From our educational point of view, while we appreciate that standardization can make life easier for IT departments, and to some extent may lower tech anxiety among teachers, we think standardization is a great disservice to our students (…and to any teachers who prefers a Macintosh computer, or the newest processor, or an Android device). With the rise of mobile technologies geared to individualized needs, the earlier we can facilitate access and evaluation of unique tools by our students, the better prepared they will be to make their own technology decisions. Students need to develop the ability to process their information/productivity need, access tools which might meet the need, evaluate the tools to meet that need and analyze the success or failure of the outcomes (say it with me “critical thinking skills”). Handing them a uniform technology platform does not encourage or facilitate this process. The world is not standardized. The world is fluid and the tools students will use every changing. Developing flexibility of technology skills will allow our students to navigate any technology tool.

From our techie point of view, draw-backs to standardization jumped out at us from the article. The economic benefits of standardization espoused by the article only work in a significant way for large school districts. Economy of scale does not kick in for building specific infrastructure. Small schools like Brebeuf Jesuit do not generate sales large enough to make standardization a truly cost saving venture. Furthermore, even for large districts (who admittedly might save money buying 500 interactive whiteboards at once), why would you standardize if you recognize the technology will change in 2 years (note: how silly will these administrators feel if they find out that a computer and wireless projector with 90% of the functionality of an IWB can be purchased for LESS money than a computer, projector, and keep-the-teacher-at-the-front-of-the-room-like-the-good-old-days SMARTBoard)? If you truly commit to standardization, say on laptops, they will all need to be replaced at the same time. Most schools, for financial reasons will make a 20% replacement rotation … this is not standardization. You may have up to 5 generations of technology rotating at any time. Any school district that purchases one large blast of technology will pay for it down the road when replacement hits all at once.

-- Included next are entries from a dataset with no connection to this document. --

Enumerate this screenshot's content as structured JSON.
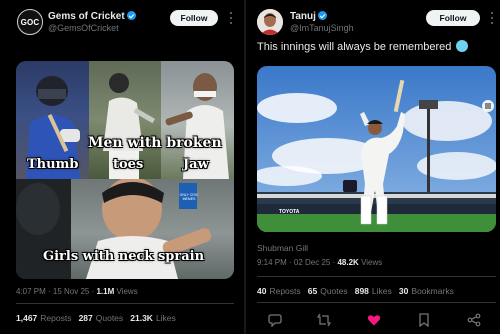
{
  "left_post": {
    "author_name": "Gems of Cricket",
    "author_handle": "@GemsOfCricket",
    "avatar_text": "GOC",
    "follow_label": "Follow",
    "meme": {
      "thumb_label": "Thumb",
      "broken_label_line1": "Men with broken",
      "broken_label_line2": "toes",
      "jaw_label": "Jaw",
      "girls_label": "Girls with neck sprain",
      "watermark": "ONLY CRIC MEMES"
    },
    "timestamp": "4:07 PM · 15 Nov 25 · ",
    "views_count": "1.1M",
    "views_label": " Views",
    "stats": [
      {
        "value": "1,467",
        "label": "Reposts"
      },
      {
        "value": "287",
        "label": "Quotes"
      },
      {
        "value": "21.3K",
        "label": "Likes"
      }
    ]
  },
  "right_post": {
    "author_name": "Tanuj",
    "author_handle": "@ImTanujSingh",
    "follow_label": "Follow",
    "text": "This innings will always be remembered",
    "emoji": "cold-face-emoji",
    "banner_text": "TOYOTA",
    "caption": "Shubman Gill",
    "timestamp": "9:14 PM · 02 Dec 25 · ",
    "views_count": "48.2K",
    "views_label": " Views",
    "stats": [
      {
        "value": "40",
        "label": "Reposts"
      },
      {
        "value": "65",
        "label": "Quotes"
      },
      {
        "value": "898",
        "label": "Likes"
      },
      {
        "value": "30",
        "label": "Bookmarks"
      }
    ],
    "actions": [
      "reply-icon",
      "repost-icon",
      "like-icon",
      "bookmark-icon",
      "share-icon"
    ]
  },
  "colors": {
    "background": "#000000",
    "accent": "#1d9bf0",
    "like": "#f91880",
    "muted": "#71767b"
  }
}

Seems short sighted.

At Brebeuf Jesuit, our general approach is a 3-4 year rotation cycle. We replace 1/3 of X with whatever cutting edge is ... it doesn’t give us standardization but it does give us the ability to have 1/3 of our building be state of the art* while the other 2/3rds simply feels a little old. Finally, we can experiment with new technologies** without fear of taking a bath on those that don’t work***. Flexible purchasing not only meets the needs of unique teaching and learning experiences, but allows us to innovate and respond to learner needs in a much more fluid manner. Locking in to a standard platform or device negatively impacts this fluidity (much of the decision making process might be outlined in another post, but when the teachers and students drive the decision making, the conversation becomes more about universal accessibility to programs, data, and hardware…and occasionally Adobe Flash).

We agree that standardization can make life much easier for the hardware techs. For example, we have universal projector mounts in our classrooms. We can change projectors to meet the needs of teachers, the budget, and the network as a whole without changing the mounts each year. But we chose to buy universal mounts to provide the flexibility to buy projectors that meet the needs of the classroom that grows and expands.

The needs of teaching and learning must be the paramount decision maker – not comfort level of the IT department.


* This year’s “State of the Art” were the Lenovo touchscreen tablets with stylus and/or finger input
** Independent pilots are being run with iPad, GalaxyTab, cloud-based online solutions (Microsoft Live@edu), etc.
*** The last classroom based IWB was purchased by the school seven years ago. Currently 2 of the 15 whiteboards are used as anything more than a screen, clicker, and rough note taker. Microsoft OneNote and stylus based tablet computing is the standard in most classrooms.